Les cieux de l'étoile de mer



Une étoile de mer, un beau soir, à la brune,
Vit monter au lointain son premier poisson-lune.
Elle admire l’éclat fendant l’obscurité,
Mais le jalouse ensuite avec férocité,
En le voyant donner toute sa flamboyance
Dans ces fonds éclairés de sa maigre luisance :
« De quel droit, mon ami, passez-vous dans ces eaux ?
Devant vous je n’ai plus qu’un effet de fluo.
Vous n’êtes, voyez-vous, le seul dépositaire
De la commodité d’allumer la lumière.
Je vous invite donc à prendre vos quartiers,
Et ne venir jamais y remettre les pieds ! »
Ce discours emporté n’eut aucune réplique
De la part du poisson aux rayons magnifiques
Qui semblait se moquer des caprices de star
D’une étoile semblant ne rêver que d’oscars.
Quelques heures après, elle fut réveillée
Par un poisson-soleil en grasse matinée,
Dont l’éclat aveuglant flambait de mille feux ;
Mille feux, alors qu’elle en avait un ou deux.
Il est, décidément, des jours où rien ne chante,
Particulièrement, quand on n’est pas brillante.
« De quel droit, mon ami, passez-vous dans ces eaux ? »
Elle n’a pas fini, qu’il répond aussitôt :
« Quel est donc cet écho qui me gratte l’ouie ? (1)
Ces propos offensants, madame l’astérie,
Ne vous font point honneur, et sachez désormais
Que le poisson-soleil chemine où bon lui plait. »
Et l’étoile de mer se fait toute petite
Face à l’autorité de ces mots explicites.
Pendant qu’elle attendait le coucher du soleil,
Surgit soudainement un poisson arc en ciel.

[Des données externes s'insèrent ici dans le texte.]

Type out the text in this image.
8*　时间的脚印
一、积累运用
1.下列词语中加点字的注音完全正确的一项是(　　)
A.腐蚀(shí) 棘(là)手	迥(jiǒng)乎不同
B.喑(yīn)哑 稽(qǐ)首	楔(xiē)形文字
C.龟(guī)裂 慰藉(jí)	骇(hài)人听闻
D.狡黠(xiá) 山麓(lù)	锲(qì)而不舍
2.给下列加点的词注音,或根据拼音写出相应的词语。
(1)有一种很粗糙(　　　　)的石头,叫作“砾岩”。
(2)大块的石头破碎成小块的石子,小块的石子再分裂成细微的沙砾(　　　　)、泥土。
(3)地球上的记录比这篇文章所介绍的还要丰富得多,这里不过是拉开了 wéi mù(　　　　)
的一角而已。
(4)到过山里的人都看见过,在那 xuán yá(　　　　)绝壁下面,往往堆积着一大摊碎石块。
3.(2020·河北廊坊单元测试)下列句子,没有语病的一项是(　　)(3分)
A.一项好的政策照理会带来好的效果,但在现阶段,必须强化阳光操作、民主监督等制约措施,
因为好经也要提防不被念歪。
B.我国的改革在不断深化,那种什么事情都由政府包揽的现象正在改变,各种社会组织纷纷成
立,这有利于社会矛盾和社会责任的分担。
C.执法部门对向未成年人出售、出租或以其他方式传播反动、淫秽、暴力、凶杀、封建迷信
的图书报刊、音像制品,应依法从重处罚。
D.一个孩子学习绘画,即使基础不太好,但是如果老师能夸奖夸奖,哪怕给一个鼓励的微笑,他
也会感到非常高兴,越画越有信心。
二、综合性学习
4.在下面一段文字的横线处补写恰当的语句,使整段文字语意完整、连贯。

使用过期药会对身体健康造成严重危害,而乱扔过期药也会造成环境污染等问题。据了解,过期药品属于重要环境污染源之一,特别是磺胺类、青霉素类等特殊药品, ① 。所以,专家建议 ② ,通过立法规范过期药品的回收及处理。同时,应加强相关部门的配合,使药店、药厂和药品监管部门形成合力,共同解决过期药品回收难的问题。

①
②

Attendu ce qu’était sa dernière expérience,
Elle se dit devoir redoubler de prudence,
En laissant au poisson le soin de s’exprimer,
Quitte à ce que ses mots puissent l’enquiquiner.
Mais, hélas, l’arc en ciel, poursuivant son voyage,
La double sans la voir ni l’ouïr d’avantage,
En laissant cette étoile à ses propres questions ;
A savoir : ne serai-je un pauvre tartempion ?


Quand on est moins que rien et qu’on ne le sait pas,
Il faut bien se douter qu’un jour on l’apprendra.